It was one small room, the pale-amber walls lined with prints of stills from dozens of her commercials.

There was a two-cushion sofa-reupholstered in chocolate colored corduroy-not comfortable enough to encourage long visits. The chair with a tufted back had been picked up at a yard sale along with a coffee table that leaned slightly to the left.

Brooke sat behind an old, scarred desk that had a drawer that wouldn't quite close. On it were piles of papers, a gooseneck lamp and assorted disposable pens and broken pencils. The pens and pencils were jammed in a Sevres vase.

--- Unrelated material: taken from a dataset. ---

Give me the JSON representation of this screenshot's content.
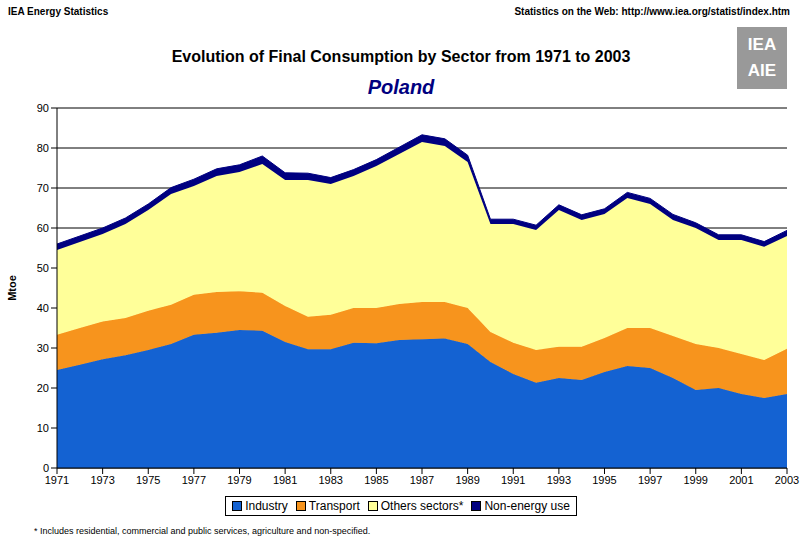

Behind her at the window, a dieffenbachia was slowly dying in an exquisitely worked pottery bowl.

"Damn, Claire, why can't they get an actor?"

Brooke tossed up her hands in her one theatrical gesture, then dropped her chin on them. "Do you know what it's like to try to coax ball players and rock stars to say a line without freezing or hamming it up?"

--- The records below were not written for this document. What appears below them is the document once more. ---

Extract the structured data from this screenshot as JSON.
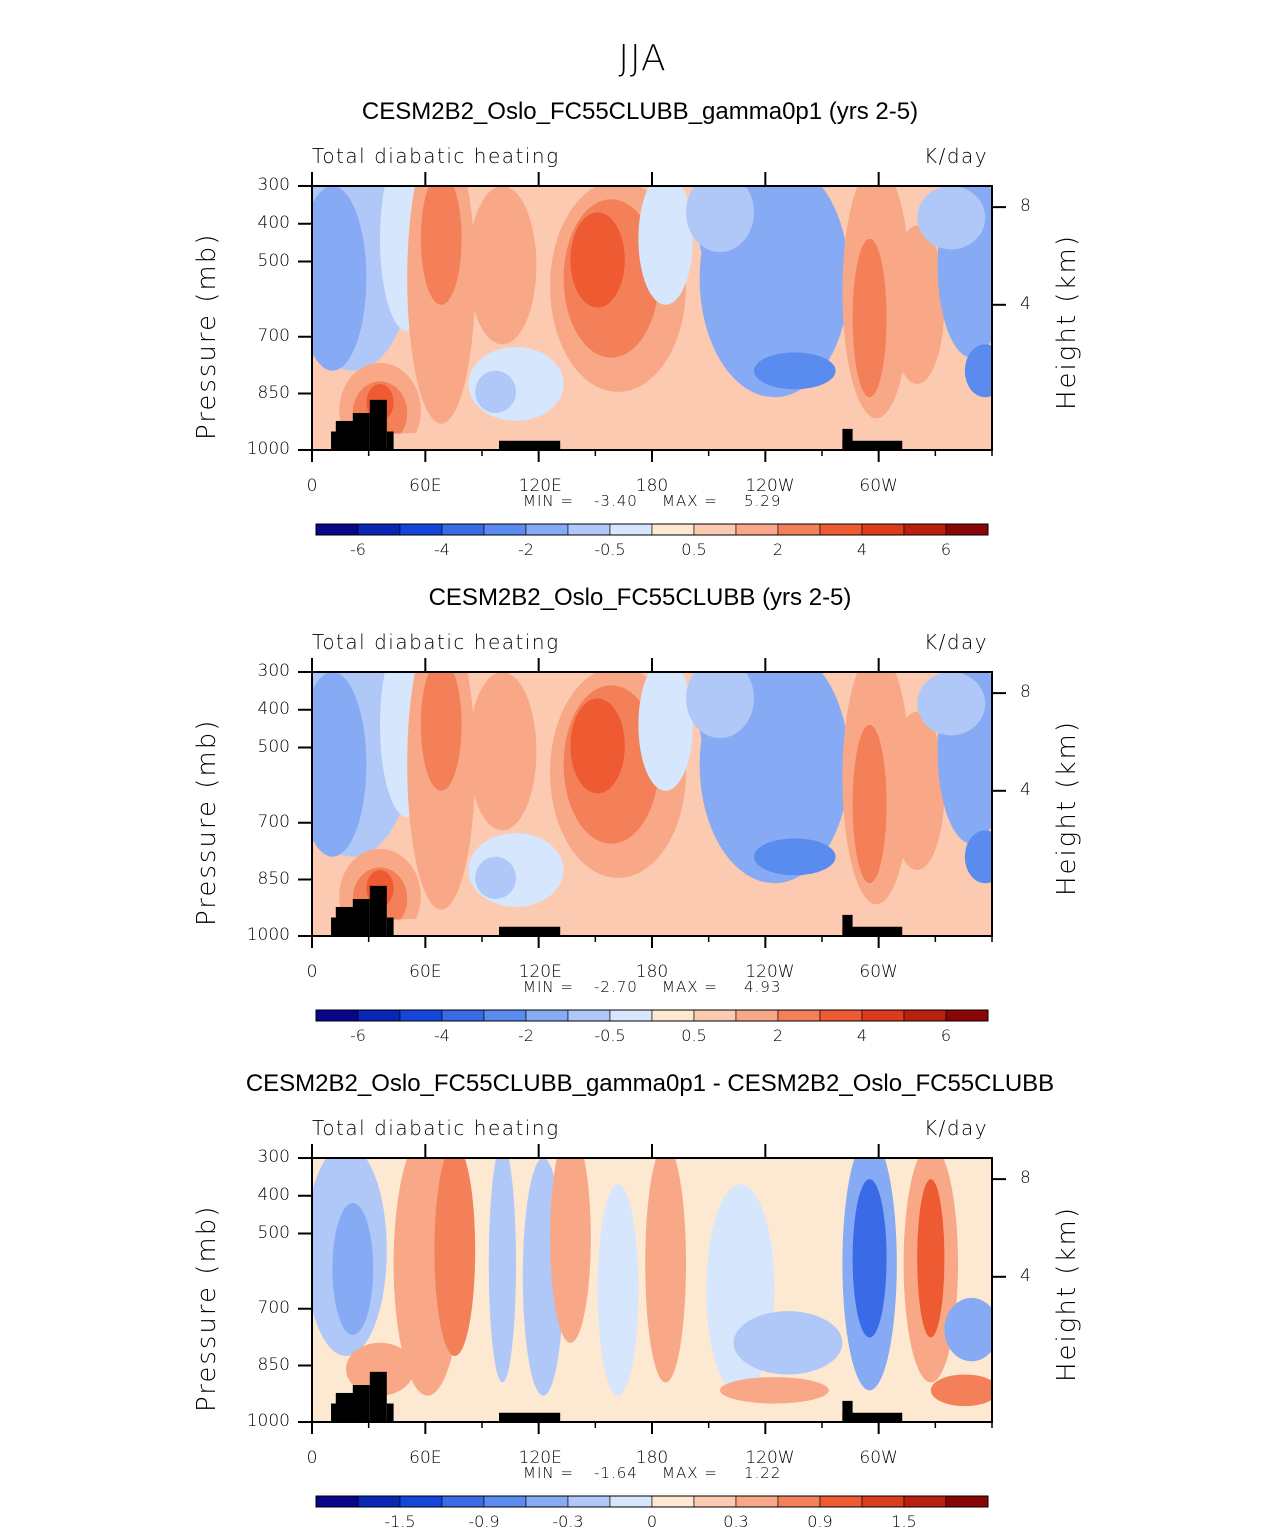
{
  "title": "JJA",
  "chart_data": [
    {
      "type": "heatmap",
      "title": "CESM2B2_Oslo_FC55CLUBB_gamma0p1 (yrs 2-5)",
      "left_string": "Total diabatic heating",
      "right_string": "K/day",
      "ylabel": "Pressure (mb)",
      "ylabel_right": "Height (km)",
      "x_ticks": [
        "0",
        "60E",
        "120E",
        "180",
        "120W",
        "60W"
      ],
      "y_ticks": [
        "300",
        "400",
        "500",
        "700",
        "850",
        "1000"
      ],
      "height_ticks": [
        "8",
        "4"
      ],
      "min_label": "MIN =",
      "min_value": "-3.40",
      "max_label": "MAX =",
      "max_value": "5.29",
      "colorbar_labels": [
        "-6",
        "-4",
        "-2",
        "-0.5",
        "0.5",
        "2",
        "4",
        "6"
      ],
      "colorbar_levels": [
        -7,
        -6,
        -5,
        -4,
        -3,
        -2,
        -1,
        -0.5,
        0,
        0.5,
        1,
        2,
        3,
        4,
        5,
        6,
        7
      ],
      "colorbar_colors": [
        "#08068a",
        "#0a26b4",
        "#1446dc",
        "#3a6ae6",
        "#5a8cf0",
        "#86aaf4",
        "#b0c8f8",
        "#d6e6fc",
        "#fde8d2",
        "#fccab0",
        "#f8a886",
        "#f4805a",
        "#ee5a32",
        "#dc3c1c",
        "#ba200e",
        "#8a0606"
      ]
    },
    {
      "type": "heatmap",
      "title": "CESM2B2_Oslo_FC55CLUBB (yrs 2-5)",
      "left_string": "Total diabatic heating",
      "right_string": "K/day",
      "ylabel": "Pressure (mb)",
      "ylabel_right": "Height (km)",
      "x_ticks": [
        "0",
        "60E",
        "120E",
        "180",
        "120W",
        "60W"
      ],
      "y_ticks": [
        "300",
        "400",
        "500",
        "700",
        "850",
        "1000"
      ],
      "height_ticks": [
        "8",
        "4"
      ],
      "min_label": "MIN =",
      "min_value": "-2.70",
      "max_label": "MAX =",
      "max_value": "4.93",
      "colorbar_labels": [
        "-6",
        "-4",
        "-2",
        "-0.5",
        "0.5",
        "2",
        "4",
        "6"
      ],
      "colorbar_levels": [
        -7,
        -6,
        -5,
        -4,
        -3,
        -2,
        -1,
        -0.5,
        0,
        0.5,
        1,
        2,
        3,
        4,
        5,
        6,
        7
      ],
      "colorbar_colors": [
        "#08068a",
        "#0a26b4",
        "#1446dc",
        "#3a6ae6",
        "#5a8cf0",
        "#86aaf4",
        "#b0c8f8",
        "#d6e6fc",
        "#fde8d2",
        "#fccab0",
        "#f8a886",
        "#f4805a",
        "#ee5a32",
        "#dc3c1c",
        "#ba200e",
        "#8a0606"
      ]
    },
    {
      "type": "heatmap",
      "title": "CESM2B2_Oslo_FC55CLUBB_gamma0p1 - CESM2B2_Oslo_FC55CLUBB",
      "left_string": "Total diabatic heating",
      "right_string": "K/day",
      "ylabel": "Pressure (mb)",
      "ylabel_right": "Height (km)",
      "x_ticks": [
        "0",
        "60E",
        "120E",
        "180",
        "120W",
        "60W"
      ],
      "y_ticks": [
        "300",
        "400",
        "500",
        "700",
        "850",
        "1000"
      ],
      "height_ticks": [
        "8",
        "4"
      ],
      "min_label": "MIN =",
      "min_value": "-1.64",
      "max_label": "MAX =",
      "max_value": "1.22",
      "colorbar_labels": [
        "-1.5",
        "-0.9",
        "-0.3",
        "0",
        "0.3",
        "0.9",
        "1.5"
      ],
      "colorbar_levels": [
        -2.1,
        -1.8,
        -1.5,
        -1.2,
        -0.9,
        -0.6,
        -0.3,
        -0.1,
        0,
        0.1,
        0.3,
        0.6,
        0.9,
        1.2,
        1.5,
        1.8,
        2.1
      ],
      "colorbar_colors": [
        "#08068a",
        "#0a26b4",
        "#1446dc",
        "#3a6ae6",
        "#5a8cf0",
        "#86aaf4",
        "#b0c8f8",
        "#d6e6fc",
        "#fde8d2",
        "#fccab0",
        "#f8a886",
        "#f4805a",
        "#ee5a32",
        "#dc3c1c",
        "#ba200e",
        "#8a0606"
      ]
    }
  ]
}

With a disgusted mutter that gave no room for comment, she pushed the pile of papers into a semiordered heap. "One call to a casting agent and I could have a hundred qualified actors parading through here itching for the job."

Patiently, Claire brushed a speck of lint from the sleeve of her rose linen suit. "You know it increases sales if a production's hyped by a recognizable name or familiar face."

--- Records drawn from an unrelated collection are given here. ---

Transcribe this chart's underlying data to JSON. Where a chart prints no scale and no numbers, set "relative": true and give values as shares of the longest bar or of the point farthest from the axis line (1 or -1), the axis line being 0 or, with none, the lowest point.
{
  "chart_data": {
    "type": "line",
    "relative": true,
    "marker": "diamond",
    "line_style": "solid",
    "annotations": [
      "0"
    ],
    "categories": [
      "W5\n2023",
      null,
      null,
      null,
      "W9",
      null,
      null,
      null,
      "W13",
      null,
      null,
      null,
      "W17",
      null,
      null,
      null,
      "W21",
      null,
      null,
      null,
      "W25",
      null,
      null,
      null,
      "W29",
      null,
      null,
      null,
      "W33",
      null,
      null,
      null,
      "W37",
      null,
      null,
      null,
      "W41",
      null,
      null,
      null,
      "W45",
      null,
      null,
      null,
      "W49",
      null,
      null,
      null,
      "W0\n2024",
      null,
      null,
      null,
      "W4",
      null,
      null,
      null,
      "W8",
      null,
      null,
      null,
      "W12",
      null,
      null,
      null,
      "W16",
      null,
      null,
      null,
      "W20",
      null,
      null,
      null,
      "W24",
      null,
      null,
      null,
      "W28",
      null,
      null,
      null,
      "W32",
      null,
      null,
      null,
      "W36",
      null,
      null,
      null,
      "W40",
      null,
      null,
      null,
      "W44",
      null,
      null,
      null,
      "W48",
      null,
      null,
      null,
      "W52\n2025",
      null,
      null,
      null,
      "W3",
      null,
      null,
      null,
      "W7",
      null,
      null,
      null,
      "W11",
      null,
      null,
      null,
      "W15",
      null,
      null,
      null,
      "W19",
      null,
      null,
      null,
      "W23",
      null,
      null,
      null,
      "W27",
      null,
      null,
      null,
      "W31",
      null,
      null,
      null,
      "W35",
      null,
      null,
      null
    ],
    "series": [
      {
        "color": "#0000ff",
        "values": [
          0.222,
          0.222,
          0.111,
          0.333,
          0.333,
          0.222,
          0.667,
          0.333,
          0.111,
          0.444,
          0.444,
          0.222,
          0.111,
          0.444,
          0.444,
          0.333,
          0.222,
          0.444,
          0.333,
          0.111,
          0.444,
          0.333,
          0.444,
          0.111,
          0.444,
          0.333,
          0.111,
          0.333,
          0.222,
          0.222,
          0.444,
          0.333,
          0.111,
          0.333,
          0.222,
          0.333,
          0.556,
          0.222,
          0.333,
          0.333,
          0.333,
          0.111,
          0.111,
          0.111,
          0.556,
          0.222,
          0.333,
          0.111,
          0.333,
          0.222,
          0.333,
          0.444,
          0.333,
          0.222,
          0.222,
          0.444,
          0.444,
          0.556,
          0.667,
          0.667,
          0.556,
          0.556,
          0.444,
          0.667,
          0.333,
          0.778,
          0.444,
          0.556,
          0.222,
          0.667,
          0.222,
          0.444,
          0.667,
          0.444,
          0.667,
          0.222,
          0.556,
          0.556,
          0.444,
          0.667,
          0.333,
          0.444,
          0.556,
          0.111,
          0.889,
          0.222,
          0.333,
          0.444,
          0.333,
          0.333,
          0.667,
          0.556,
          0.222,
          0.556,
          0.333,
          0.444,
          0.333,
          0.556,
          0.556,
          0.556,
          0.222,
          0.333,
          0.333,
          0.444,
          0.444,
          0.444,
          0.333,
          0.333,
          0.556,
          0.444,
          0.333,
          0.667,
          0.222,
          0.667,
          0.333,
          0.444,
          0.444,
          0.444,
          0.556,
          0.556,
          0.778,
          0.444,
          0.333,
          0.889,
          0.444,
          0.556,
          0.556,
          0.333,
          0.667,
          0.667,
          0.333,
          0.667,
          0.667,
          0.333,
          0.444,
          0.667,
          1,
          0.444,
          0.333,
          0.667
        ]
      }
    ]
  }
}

"Recognizable name?" Brooke tossed back. "Who's ever heard of Parks Jones? Stupid name," she muttered to herself.

"Every baseball fan in the country." The mild smile told Brooke it was useless to argue. Therefore, she prepared to argue further.

"We're selling clothes, not Louisville Sluggers."

"Eight Golden Gloves," Claire went on. "A lifetime batting average of three twenty-five. He's leading the league in RBIs this season. Jones has been at third base in the All-Star game for eight consecutive seasons."